My friends threw me a wonderful baby shower Sunday, where I was showered with some great gifts, like the HAVA sling created by my friends at Nurtured Family.  The HAVA sling is my favorite baby-wearing "device" ever... and I'm really not a sling sort of gal. Ever since my friend Rebecca gave me one (last year),  I haven't used any other sort of baby-wearing thingamajig. I was super excited to receive another one from Rebecca this year (see picture above), and had to try it on.  Ah, so comfy, even with Evangeline resting on my very pregnant belly!

Baby shower! Baby shower!

My friend's teenage daughter made a gorgeous cake.  She's very, very talented, as you can see:

My baby shower cake!! So cute! My baby shower cake made by Micayla

I was feeling rather creative and crafty last week, so I put together this "raggedy quilt". The raw edges are on the outside, snipped every centimeter or so, and washes so they fray and ruffle. I have yet to wash it though.

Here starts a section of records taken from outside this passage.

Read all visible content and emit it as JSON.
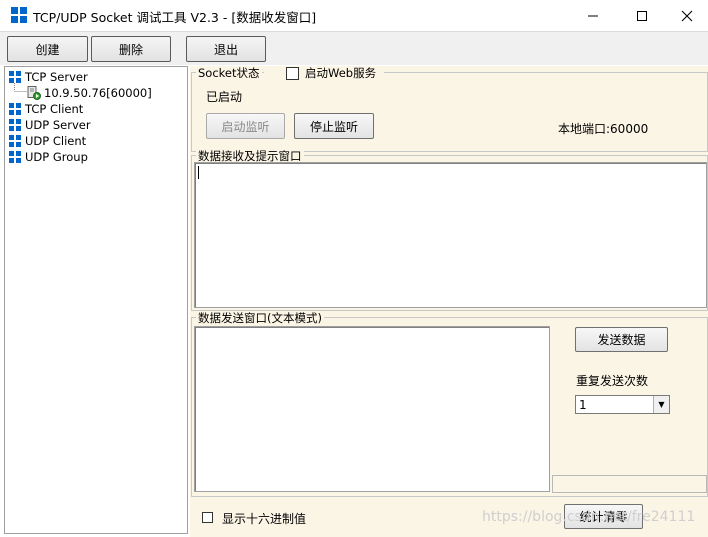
{
  "window": {
    "title": "TCP/UDP Socket 调试工具 V2.3 - [数据收发窗口]",
    "minimize_glyph": "—",
    "maximize_glyph": "☐",
    "close_glyph": "✕"
  },
  "toolbar": {
    "create_label": "创建",
    "delete_label": "删除",
    "exit_label": "退出"
  },
  "tree": {
    "items": [
      {
        "label": "TCP Server",
        "icon": "blue-grid-icon"
      },
      {
        "label": "10.9.50.76[60000]",
        "icon": "connection-icon"
      },
      {
        "label": "TCP Client",
        "icon": "blue-grid-icon"
      },
      {
        "label": "UDP Server",
        "icon": "blue-grid-icon"
      },
      {
        "label": "UDP Client",
        "icon": "blue-grid-icon"
      },
      {
        "label": "UDP Group",
        "icon": "blue-grid-icon"
      }
    ]
  },
  "socket_status": {
    "group_title": "Socket状态",
    "web_service_label": "启动Web服务",
    "web_service_checked": false,
    "status_text": "已启动",
    "start_listen_label": "启动监听",
    "start_listen_enabled": false,
    "stop_listen_label": "停止监听",
    "local_port_text": "本地端口:60000"
  },
  "receive": {
    "group_title": "数据接收及提示窗口",
    "content": ""
  },
  "send": {
    "group_title": "数据发送窗口(文本模式)",
    "content": "",
    "send_button_label": "发送数据",
    "repeat_label": "重复发送次数",
    "repeat_value": "1",
    "dropdown_glyph": "▼"
  },
  "bottom": {
    "hex_label": "显示十六进制值",
    "hex_checked": false,
    "stats_clear_label": "统计清零"
  },
  "watermark": "https://blog.csdn.net/fre24111",
  "colors": {
    "accent_blue": "#0066cc",
    "panel_bg": "#fbf5e6",
    "toolbar_bg": "#f0f0f0"
  }
}
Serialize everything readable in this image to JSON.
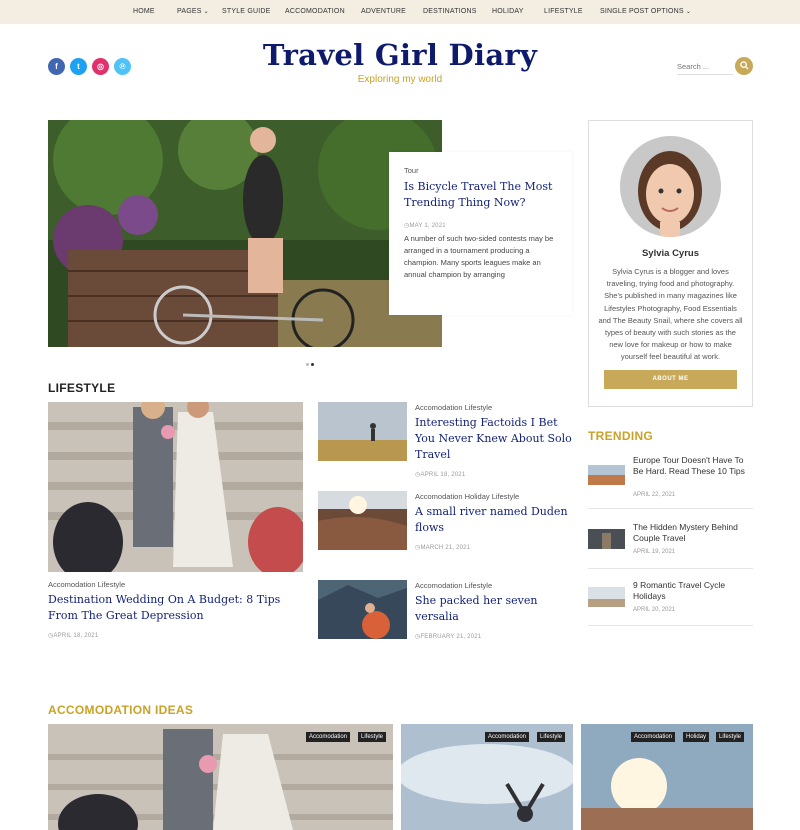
{
  "nav": {
    "items": [
      {
        "label": "HOME",
        "caret": ""
      },
      {
        "label": "PAGES",
        "caret": "⌄"
      },
      {
        "label": "STYLE GUIDE",
        "caret": ""
      },
      {
        "label": "ACCOMODATION",
        "caret": ""
      },
      {
        "label": "ADVENTURE",
        "caret": ""
      },
      {
        "label": "DESTINATIONS",
        "caret": ""
      },
      {
        "label": "HOLIDAY",
        "caret": ""
      },
      {
        "label": "LIFESTYLE",
        "caret": ""
      },
      {
        "label": "SINGLE POST OPTIONS",
        "caret": "⌄"
      }
    ]
  },
  "header": {
    "title": "Travel Girl Diary",
    "tagline": "Exploring my world",
    "social": [
      {
        "icon": "facebook-icon",
        "glyph": "f",
        "color": "#4267b2"
      },
      {
        "icon": "twitter-icon",
        "glyph": "t",
        "color": "#1da1f2"
      },
      {
        "icon": "instagram-icon",
        "glyph": "◎",
        "color": "#e1306c"
      },
      {
        "icon": "pinterest-icon",
        "glyph": "℗",
        "color": "#4fc3f7"
      }
    ],
    "search_placeholder": "Search ...",
    "accent": "#c8a95a",
    "title_color": "#0e1a6b"
  },
  "hero": {
    "category": "Tour",
    "title": "Is Bicycle Travel The Most Trending Thing Now?",
    "date": "MAY 1, 2021",
    "excerpt": "A number of such two-sided contests may be arranged in a tournament producing a champion. Many sports leagues make an annual champion by arranging"
  },
  "lifestyle": {
    "heading": "LIFESTYLE",
    "featured": {
      "categories": "Accomodation  Lifestyle",
      "title": "Destination Wedding On A Budget: 8 Tips From The Great Depression",
      "date": "APRIL 18, 2021"
    },
    "posts": [
      {
        "categories": "Accomodation  Lifestyle",
        "title": "Interesting Factoids I Bet You Never Knew About Solo Travel",
        "date": "APRIL 18, 2021"
      },
      {
        "categories": "Accomodation  Holiday  Lifestyle",
        "title": "A small river named Duden flows",
        "date": "MARCH 21, 2021"
      },
      {
        "categories": "Accomodation  Lifestyle",
        "title": "She packed her seven versalia",
        "date": "FEBRUARY 21, 2021"
      }
    ]
  },
  "author": {
    "name": "Sylvia Cyrus",
    "bio": "Sylvia Cyrus is a blogger and loves traveling, trying food and photography. She's published in many magazines like Lifestyles Photography, Food Essentials and The Beauty Snail, where she covers all types of beauty with such stories as the new love for makeup or how to make yourself feel beautiful at work.",
    "button": "ABOUT ME"
  },
  "trending": {
    "heading": "TRENDING",
    "items": [
      {
        "title": "Europe Tour Doesn't Have To Be Hard. Read These 10 Tips",
        "date": "APRIL 22, 2021"
      },
      {
        "title": "The Hidden Mystery Behind Couple Travel",
        "date": "APRIL 19, 2021"
      },
      {
        "title": "9 Romantic Travel Cycle Holidays",
        "date": "APRIL 20, 2021"
      }
    ]
  },
  "accomodation": {
    "heading": "ACCOMODATION IDEAS",
    "cards": [
      {
        "tags": [
          "Accomodation",
          "Lifestyle"
        ]
      },
      {
        "tags": [
          "Accomodation",
          "Lifestyle"
        ]
      },
      {
        "tags": [
          "Accomodation",
          "Holiday",
          "Lifestyle"
        ]
      }
    ]
  }
}
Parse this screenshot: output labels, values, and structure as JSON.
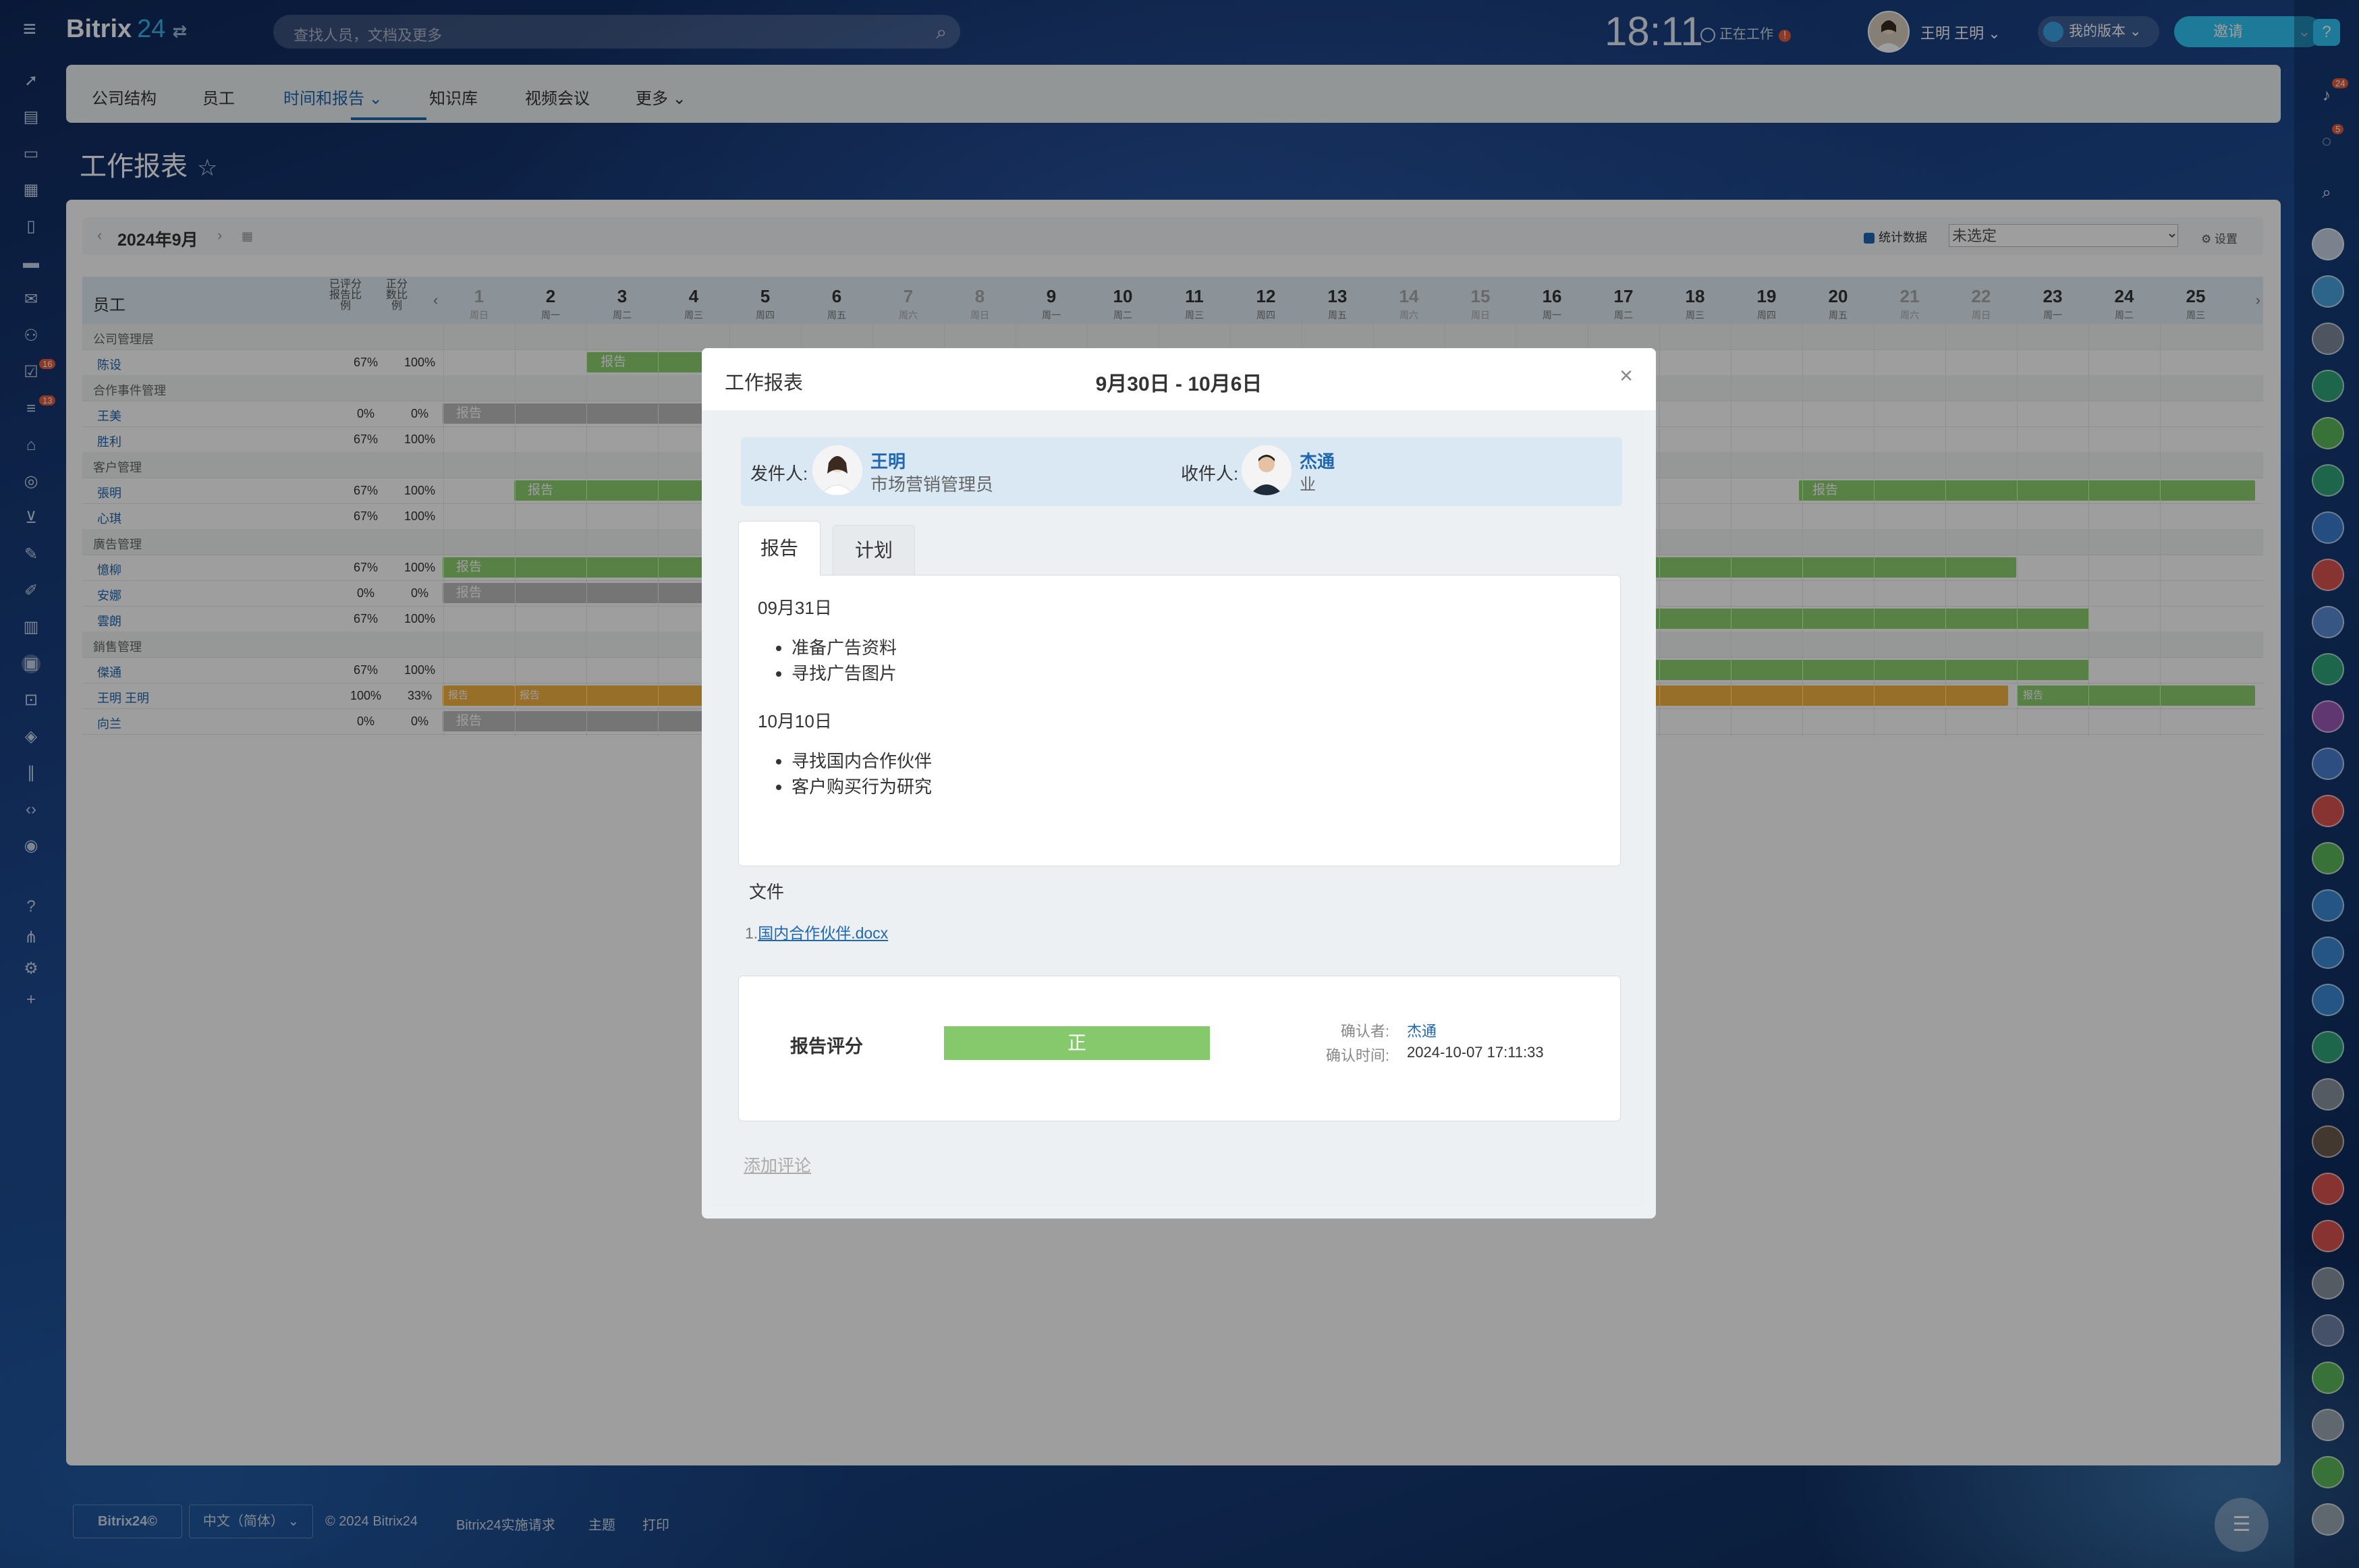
{
  "app": {
    "logo_text": "Bitrix",
    "logo_number": "24",
    "logo_switch": "⇄"
  },
  "search": {
    "placeholder": "查找人员，文档及更多"
  },
  "clock": {
    "time": "18:11",
    "status_label": "正在工作",
    "status_badge": "!"
  },
  "user": {
    "name": "王明 王明 ⌄"
  },
  "version_button": {
    "label": "我的版本 ⌄"
  },
  "invite_button": {
    "label": "邀请",
    "caret": "⌄"
  },
  "left_sidebar": {
    "badge_tasks": "16",
    "badge_feed": "13"
  },
  "right_sidebar": {
    "badge_notifications": "24",
    "badge_chat": "5"
  },
  "nav": {
    "tabs": [
      {
        "label": "公司结构"
      },
      {
        "label": "员工"
      },
      {
        "label": "时间和报告 ⌄"
      },
      {
        "label": "知识库"
      },
      {
        "label": "视频会议"
      },
      {
        "label": "更多 ⌄"
      }
    ]
  },
  "page": {
    "title": "工作报表",
    "star": "☆"
  },
  "toolbar": {
    "month": "2024年9月",
    "prev": "‹",
    "next": "›",
    "stats_label": "统计数据",
    "select_value": "未选定",
    "settings_label": "设置"
  },
  "table": {
    "col_employee": "员工",
    "col_rated": "已评分报告比例",
    "col_positive": "正分数比例",
    "days": [
      {
        "d": "1",
        "w": "周日",
        "we": true
      },
      {
        "d": "2",
        "w": "周一",
        "we": false
      },
      {
        "d": "3",
        "w": "周二",
        "we": false
      },
      {
        "d": "4",
        "w": "周三",
        "we": false
      },
      {
        "d": "5",
        "w": "周四",
        "we": false
      },
      {
        "d": "6",
        "w": "周五",
        "we": false
      },
      {
        "d": "7",
        "w": "周六",
        "we": true
      },
      {
        "d": "8",
        "w": "周日",
        "we": true
      },
      {
        "d": "9",
        "w": "周一",
        "we": false
      },
      {
        "d": "10",
        "w": "周二",
        "we": false
      },
      {
        "d": "11",
        "w": "周三",
        "we": false
      },
      {
        "d": "12",
        "w": "周四",
        "we": false
      },
      {
        "d": "13",
        "w": "周五",
        "we": false
      },
      {
        "d": "14",
        "w": "周六",
        "we": true
      },
      {
        "d": "15",
        "w": "周日",
        "we": true
      },
      {
        "d": "16",
        "w": "周一",
        "we": false
      },
      {
        "d": "17",
        "w": "周二",
        "we": false
      },
      {
        "d": "18",
        "w": "周三",
        "we": false
      },
      {
        "d": "19",
        "w": "周四",
        "we": false
      },
      {
        "d": "20",
        "w": "周五",
        "we": false
      },
      {
        "d": "21",
        "w": "周六",
        "we": true
      },
      {
        "d": "22",
        "w": "周日",
        "we": true
      },
      {
        "d": "23",
        "w": "周一",
        "we": false
      },
      {
        "d": "24",
        "w": "周二",
        "we": false
      },
      {
        "d": "25",
        "w": "周三",
        "we": false
      }
    ],
    "groups": {
      "g1": "公司管理层",
      "g2": "合作事件管理",
      "g3": "客户管理",
      "g4": "廣告管理",
      "g5": "銷售管理"
    },
    "rows": {
      "r1": {
        "name": "陈设",
        "rated": "67%",
        "pos": "100%"
      },
      "r2": {
        "name": "王美",
        "rated": "0%",
        "pos": "0%"
      },
      "r3": {
        "name": "胜利",
        "rated": "67%",
        "pos": "100%"
      },
      "r4": {
        "name": "張明",
        "rated": "67%",
        "pos": "100%"
      },
      "r5": {
        "name": "心琪",
        "rated": "67%",
        "pos": "100%"
      },
      "r6": {
        "name": "憶柳",
        "rated": "67%",
        "pos": "100%"
      },
      "r7": {
        "name": "安娜",
        "rated": "0%",
        "pos": "0%"
      },
      "r8": {
        "name": "雲朗",
        "rated": "67%",
        "pos": "100%"
      },
      "r9": {
        "name": "傑通",
        "rated": "67%",
        "pos": "100%"
      },
      "r10": {
        "name": "王明 王明",
        "rated": "100%",
        "pos": "33%"
      },
      "r11": {
        "name": "向兰",
        "rated": "0%",
        "pos": "0%"
      }
    },
    "report_label": "报告"
  },
  "footer": {
    "brand": "Bitrix24©",
    "language": "中文（简体） ⌄",
    "copyright": "© 2024 Bitrix24",
    "impl": "Bitrix24实施请求",
    "theme": "主题",
    "print": "打印"
  },
  "modal": {
    "title": "工作报表",
    "range": "9月30日 - 10月6日",
    "close": "×",
    "sender_label": "发件人:",
    "sender_name": "王明",
    "sender_position": "市场营销管理员",
    "receiver_label": "收件人:",
    "receiver_name": "杰通",
    "receiver_position": "业",
    "tab_report": "报告",
    "tab_plan": "计划",
    "entries": [
      {
        "date": "09月31日",
        "items": [
          "准备广告资料",
          "寻找广告图片"
        ]
      },
      {
        "date": "10月10日",
        "items": [
          "寻找国内合作伙伴",
          "客户购买行为研究"
        ]
      }
    ],
    "files_label": "文件",
    "file_index": "1.",
    "file_name": "国内合作伙伴.docx",
    "rating_label": "报告评分",
    "rating_value": "正",
    "confirmed_by_label": "确认者:",
    "confirmed_by": "杰通",
    "confirmed_time_label": "确认时间:",
    "confirmed_time": "2024-10-07 17:11:33",
    "add_comment": "添加评论"
  },
  "colors": {
    "accent": "#2067b0",
    "positive": "#86c96c",
    "neutral": "#bdbdbd",
    "orange": "#f5b342",
    "invite": "#2fc6f6"
  }
}
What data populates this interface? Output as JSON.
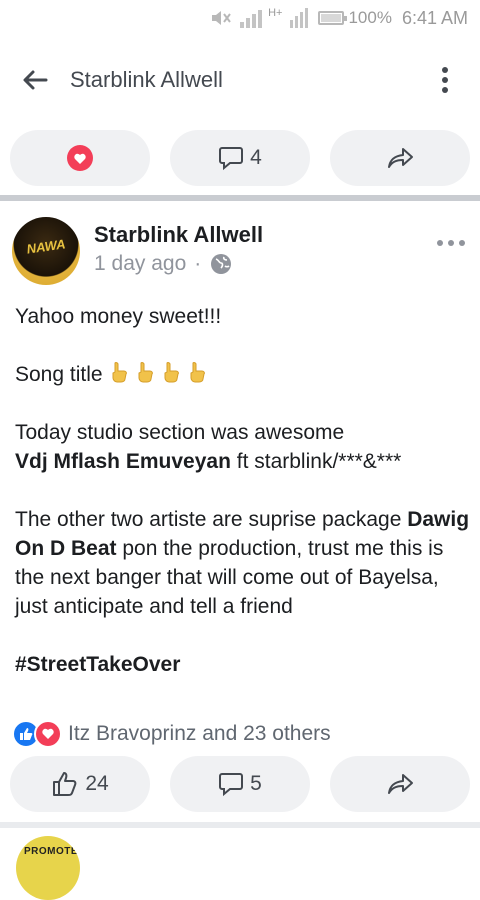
{
  "status_bar": {
    "battery": "100%",
    "time": "6:41 AM",
    "network": "H+"
  },
  "app_bar": {
    "title": "Starblink Allwell"
  },
  "top_actions": {
    "comments_count": "4"
  },
  "post": {
    "author": "Starblink Allwell",
    "time": "1 day ago",
    "separator": "·",
    "avatar_text": "NAWA",
    "lines": {
      "l1": "Yahoo money sweet!!!",
      "l2": "Song title",
      "l3": "Today studio section was awesome",
      "l4_bold": "Vdj Mflash Emuveyan",
      "l4_rest": " ft starblink/***&***",
      "l5": "The other two artiste are suprise package ",
      "l5_bold": "Dawig On D Beat",
      "l5_rest": " pon the production, trust me this is the next banger that will come out of Bayelsa, just anticipate and tell a friend",
      "hashtag": "#StreetTakeOver"
    },
    "reactions_text": "Itz Bravoprinz and 23 others",
    "likes_count": "24",
    "comments_count": "5"
  },
  "next_post": {
    "avatar_text": "PROMOTE"
  },
  "colors": {
    "accent": "#1877f2",
    "love": "#f33e58",
    "pill_bg": "#f0f1f3"
  },
  "icons": [
    "muted-icon",
    "signal-icon",
    "battery-icon",
    "back-arrow-icon",
    "more-vert-icon",
    "heart-icon",
    "comment-icon",
    "share-icon",
    "globe-icon",
    "more-horiz-icon",
    "like-icon",
    "hand-point-icon"
  ]
}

I forget how therapeutic sewing is. Can't wait to finish this raggedy quilt for Molly Jo! Blanket finished! Just need to wash!

Earlier this week I came home from running errands to find a box of brand-spankin'-new Sbish (sustainable babyish) Multi's on my doorstep.  Free. A dozen. Free. Sbish!  If you aren't squealing or jealous it's because you don't know anything about Sbish. *smile*  Many thanks to my sweet friend for thinking of me!

*free* sbish diapers!!!! Ee! #clothdiapers A dozen *free* sbish diapers!!!!! #clothdiapers

Ah, soft and squishy fluff.  I really enjoy cloth diapering!

The pregnancy is going well, although I have definitely hit that point of exhaustion.  This is the first pregnancy in which I felt like I had loads of energy.  With all the others, I was tired and worn out from the very beginning, but only in the last week or two have I actually felt weary enough to want a nap. I am definitely slowing down these last weeks of pregnancy!  It's really been a wonderful time, and I have rather enjoyed being pregnant.  With the first three, I was very, very sick and could hardly function.  Evangeline's pregnancy was alright- no all-day-sickness, but I did tire easily... likely because we had so much going on with Merikalyn's brain surgery and the news that Evangeline's heart was not complete (praise the Lord for complete healing!).  This has really been the ideal pregnancy! Such a great gift and blessing from God!

:) my shadow! #pregnancy  Getting lower and lower!!! 37 w

The kids and I (especially Merika) have really had a fun time going through little Molly's clothing and putting her things away.  Look at some of the adorable tiny outfits we picked out!

Wee! Baby goodies! Sweet bitty baby clothing!!
(I bought Evie a matching set of onesies. I love being able to match my girls!)